See what the release date and pricing will be — and wait for reviews. Last but not least, let’s see if Apple can get these out the door on time and at a reasonable price. And my personal advice (which I swear isn’t being given because I’m a reviewer) is to wait for reviews before purchasing.
Hell, I would recommend you wait a year or more if you have a computer that works for you right now. Right now I have more faith than I expected that Apple is going to quickly and successfully navigate this transition, but even in the best possible case it’s going to be a little rocky here and there, with apps you depend on unexpectedly not working or working poorly. That thing happens all the time with new versions of an OS — it will only compound when you throw an entirely new processor architecture into the mix.
If Apple truly wows us with performance, sticking to that “wait and see” approach could be hard for a lot of us. And given the confidence required to put out a MacBook Pro right away, I bet Apple doesn’t want to make it easy to wait.
iPhone 12 reviews
┏ Apple iPhone 12 Pro Max review: the best smartphone camera you can get. Here’s Nilay Patel’s review of a very big phone. Great video on this one!
┏ Apple iPhone 12 mini review: fit to size. And here’s my review of a very small phone. Also a great video on this one!
┏ The Apple MagSafe Duo charger is overpriced and under-delivers. I am simply baffled by this product.
┏ The iPhone’s ultrawide camera could get a big boost in 2021, says Kuo. The iPhone 12 mini and Pro Max haven’t even arrived to customers yet and we’ve already got rumors for the next one.
Playstation 5 review
┏ PlayStation 5 review: a big, confident step into next gen. Right on the heels of the Xbox reviews we have this gangbuster from Andrew Webster and a video by Vjeran Pavic. True to expectations, Sony made a very good console. I still think it’s too weird looking for my living room and I haven’t figured out how I’m going to deal with that yet. I also think that the new controller lives up to the hype — it’s incredible. I just wonder whether or not developers will do enough to keep it that way.
┏ The Verge Holiday Gift Guide 2020. Lots of great stuff in this guide put together by Barbara Krasnoff and many folks on our staff.
┏ The Verge’s 10 favorite gadgets that cost less than $50. Same deal. Well, different deals, but same deal: great list from Barbara Krasnoff and staff.
More from The Verge
┏ Lenovo’s Smart Clock Essential is a slightly smarter bedside clock. Lenovo has been trying to make Google-powered smart alarm clocks happen for a while now.

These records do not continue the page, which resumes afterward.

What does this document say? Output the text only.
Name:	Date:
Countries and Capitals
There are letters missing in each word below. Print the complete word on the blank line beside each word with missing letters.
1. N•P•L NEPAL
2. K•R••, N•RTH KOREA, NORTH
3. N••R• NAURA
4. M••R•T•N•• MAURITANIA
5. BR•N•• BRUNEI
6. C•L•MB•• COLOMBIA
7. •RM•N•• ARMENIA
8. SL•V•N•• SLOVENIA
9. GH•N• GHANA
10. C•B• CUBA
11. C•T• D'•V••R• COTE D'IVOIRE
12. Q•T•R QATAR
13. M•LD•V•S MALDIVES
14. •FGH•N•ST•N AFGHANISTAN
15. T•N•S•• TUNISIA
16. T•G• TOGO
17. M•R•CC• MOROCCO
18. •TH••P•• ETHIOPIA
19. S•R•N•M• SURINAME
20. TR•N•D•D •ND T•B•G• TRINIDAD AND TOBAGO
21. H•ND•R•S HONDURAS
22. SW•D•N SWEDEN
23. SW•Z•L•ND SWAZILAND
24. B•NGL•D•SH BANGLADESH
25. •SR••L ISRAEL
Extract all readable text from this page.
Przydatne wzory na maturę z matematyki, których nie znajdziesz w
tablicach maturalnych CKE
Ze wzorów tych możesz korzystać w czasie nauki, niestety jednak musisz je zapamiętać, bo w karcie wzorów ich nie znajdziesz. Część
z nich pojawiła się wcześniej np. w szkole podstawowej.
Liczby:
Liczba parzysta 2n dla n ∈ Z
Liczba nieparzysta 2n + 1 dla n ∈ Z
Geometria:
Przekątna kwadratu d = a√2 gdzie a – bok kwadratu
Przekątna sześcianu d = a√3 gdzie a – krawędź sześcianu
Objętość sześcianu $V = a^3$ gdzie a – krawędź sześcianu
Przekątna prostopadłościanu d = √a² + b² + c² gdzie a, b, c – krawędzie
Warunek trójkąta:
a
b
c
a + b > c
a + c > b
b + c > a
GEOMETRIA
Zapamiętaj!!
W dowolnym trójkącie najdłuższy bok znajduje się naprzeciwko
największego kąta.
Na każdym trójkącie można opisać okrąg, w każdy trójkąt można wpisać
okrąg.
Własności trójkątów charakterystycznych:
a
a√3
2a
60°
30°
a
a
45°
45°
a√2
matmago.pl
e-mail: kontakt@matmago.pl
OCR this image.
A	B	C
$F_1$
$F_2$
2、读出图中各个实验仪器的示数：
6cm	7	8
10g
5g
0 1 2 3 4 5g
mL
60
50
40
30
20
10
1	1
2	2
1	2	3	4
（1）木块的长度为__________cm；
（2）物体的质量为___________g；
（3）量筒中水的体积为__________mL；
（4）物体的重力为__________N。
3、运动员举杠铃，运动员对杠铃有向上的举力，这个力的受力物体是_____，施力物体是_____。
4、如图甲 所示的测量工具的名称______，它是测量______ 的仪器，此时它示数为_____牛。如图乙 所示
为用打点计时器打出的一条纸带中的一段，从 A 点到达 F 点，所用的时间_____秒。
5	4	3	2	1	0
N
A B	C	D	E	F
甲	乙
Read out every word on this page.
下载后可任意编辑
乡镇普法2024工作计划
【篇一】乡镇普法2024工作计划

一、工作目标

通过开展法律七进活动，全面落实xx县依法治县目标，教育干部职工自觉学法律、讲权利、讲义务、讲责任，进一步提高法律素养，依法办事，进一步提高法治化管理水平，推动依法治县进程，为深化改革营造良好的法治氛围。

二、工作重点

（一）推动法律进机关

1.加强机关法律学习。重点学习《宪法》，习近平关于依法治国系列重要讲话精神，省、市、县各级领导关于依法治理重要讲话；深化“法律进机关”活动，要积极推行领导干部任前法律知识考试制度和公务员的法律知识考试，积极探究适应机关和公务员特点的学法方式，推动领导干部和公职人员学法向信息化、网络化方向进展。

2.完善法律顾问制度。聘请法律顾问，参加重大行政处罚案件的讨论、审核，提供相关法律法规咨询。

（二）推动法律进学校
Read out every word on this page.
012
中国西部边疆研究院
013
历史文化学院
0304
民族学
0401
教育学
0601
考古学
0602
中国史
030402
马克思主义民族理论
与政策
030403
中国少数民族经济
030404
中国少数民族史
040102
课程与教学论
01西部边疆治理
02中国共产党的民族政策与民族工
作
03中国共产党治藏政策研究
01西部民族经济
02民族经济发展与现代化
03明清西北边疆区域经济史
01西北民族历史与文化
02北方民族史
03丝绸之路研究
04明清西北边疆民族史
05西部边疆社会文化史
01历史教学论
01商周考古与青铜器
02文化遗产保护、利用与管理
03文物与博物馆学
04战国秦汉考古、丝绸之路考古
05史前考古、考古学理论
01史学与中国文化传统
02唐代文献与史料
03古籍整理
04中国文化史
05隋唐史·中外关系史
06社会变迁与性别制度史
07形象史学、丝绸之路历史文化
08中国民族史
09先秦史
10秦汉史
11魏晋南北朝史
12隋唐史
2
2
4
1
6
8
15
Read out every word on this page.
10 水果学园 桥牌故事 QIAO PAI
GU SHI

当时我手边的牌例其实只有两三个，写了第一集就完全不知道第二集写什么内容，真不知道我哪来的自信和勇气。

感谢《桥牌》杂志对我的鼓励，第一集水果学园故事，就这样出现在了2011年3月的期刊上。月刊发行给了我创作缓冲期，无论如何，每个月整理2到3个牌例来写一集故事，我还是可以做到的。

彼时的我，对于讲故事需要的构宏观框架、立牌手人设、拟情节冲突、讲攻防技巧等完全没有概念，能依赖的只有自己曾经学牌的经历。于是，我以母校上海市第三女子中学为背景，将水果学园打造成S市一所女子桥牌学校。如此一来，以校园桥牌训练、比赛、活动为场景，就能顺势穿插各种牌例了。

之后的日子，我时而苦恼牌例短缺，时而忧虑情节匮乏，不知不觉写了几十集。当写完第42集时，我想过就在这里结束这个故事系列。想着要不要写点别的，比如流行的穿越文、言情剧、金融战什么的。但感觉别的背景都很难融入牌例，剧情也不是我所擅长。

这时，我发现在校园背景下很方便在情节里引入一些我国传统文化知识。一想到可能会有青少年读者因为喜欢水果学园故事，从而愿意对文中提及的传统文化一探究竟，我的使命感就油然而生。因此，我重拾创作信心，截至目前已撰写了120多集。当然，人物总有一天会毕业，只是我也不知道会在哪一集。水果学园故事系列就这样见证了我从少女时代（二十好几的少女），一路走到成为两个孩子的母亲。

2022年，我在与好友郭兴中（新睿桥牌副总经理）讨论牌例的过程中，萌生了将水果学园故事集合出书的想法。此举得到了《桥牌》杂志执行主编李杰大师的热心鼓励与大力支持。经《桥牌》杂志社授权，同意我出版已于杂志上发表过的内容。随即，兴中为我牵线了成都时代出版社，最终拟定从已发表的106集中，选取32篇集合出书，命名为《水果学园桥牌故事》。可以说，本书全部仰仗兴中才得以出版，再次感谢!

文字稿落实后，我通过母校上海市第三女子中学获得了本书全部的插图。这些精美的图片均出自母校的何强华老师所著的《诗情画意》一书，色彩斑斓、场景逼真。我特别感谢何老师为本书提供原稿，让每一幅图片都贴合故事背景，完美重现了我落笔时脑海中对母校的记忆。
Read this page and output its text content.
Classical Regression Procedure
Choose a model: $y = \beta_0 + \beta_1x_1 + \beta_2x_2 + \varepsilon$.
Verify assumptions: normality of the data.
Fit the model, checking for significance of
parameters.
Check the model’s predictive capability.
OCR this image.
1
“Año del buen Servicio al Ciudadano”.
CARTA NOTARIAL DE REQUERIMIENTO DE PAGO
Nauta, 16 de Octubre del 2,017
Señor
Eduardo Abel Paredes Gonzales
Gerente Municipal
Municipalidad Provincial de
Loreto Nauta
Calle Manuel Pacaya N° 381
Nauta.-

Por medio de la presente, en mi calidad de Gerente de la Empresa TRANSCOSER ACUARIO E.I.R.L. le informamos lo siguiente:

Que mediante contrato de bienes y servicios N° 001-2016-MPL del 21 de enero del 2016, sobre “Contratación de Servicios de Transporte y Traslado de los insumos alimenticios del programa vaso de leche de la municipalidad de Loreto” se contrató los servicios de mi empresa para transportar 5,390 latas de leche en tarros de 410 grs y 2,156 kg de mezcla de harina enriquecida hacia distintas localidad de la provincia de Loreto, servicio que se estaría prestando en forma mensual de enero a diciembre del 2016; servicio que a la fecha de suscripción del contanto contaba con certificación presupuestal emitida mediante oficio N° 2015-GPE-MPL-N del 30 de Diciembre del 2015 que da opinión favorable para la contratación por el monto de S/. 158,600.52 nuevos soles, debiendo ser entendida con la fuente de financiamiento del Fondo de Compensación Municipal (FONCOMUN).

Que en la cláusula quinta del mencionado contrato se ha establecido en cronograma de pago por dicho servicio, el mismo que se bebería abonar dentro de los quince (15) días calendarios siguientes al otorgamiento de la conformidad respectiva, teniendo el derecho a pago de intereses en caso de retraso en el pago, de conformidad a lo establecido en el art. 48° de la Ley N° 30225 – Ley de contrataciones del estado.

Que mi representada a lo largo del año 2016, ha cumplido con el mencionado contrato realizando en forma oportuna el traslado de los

Its latest effort is maybe the best: it just made that thing instead of a smart display. Dan Seifert explains:
It’s a voice-controlled, Google Assistant smart speaker with a simple, black-and-white segmented LED display. It displays the current time, weather conditions, day, and your currently set alarms. The display will automatically adjust its brightness depending on the light levels of the room, so it’s not blinding you in the middle of the night. But it’s not a touchscreen, doesn’t display photos or video, and can’t be used for monitoring camera feeds. It’s effectively what you’d get if you combined a modern smart speaker with an old-school LED clock radio from the 1980s.
┏ Virgin Hyperloop hits an important milestone: the first human passenger test. Andrew Hawkins:
The Pegasus pod used for the first passenger test, also called XP-2, was designed with help from famed Danish architect Bjarke Ingels’ design firm. It represents a scaled-down version of what Virgin Hyperloop hopes will eventually be a full-sized pod capable of carrying up to 23 passengers. It weighs 2.5 tons and measures about 15-18 feet long, according to Giegel. Inside, its lush white interior is meant to be familiar to passengers, who may not be immediately comfortable with the idea of slingshotting through a vacuum-sealed tube at the speed of a commercial jet.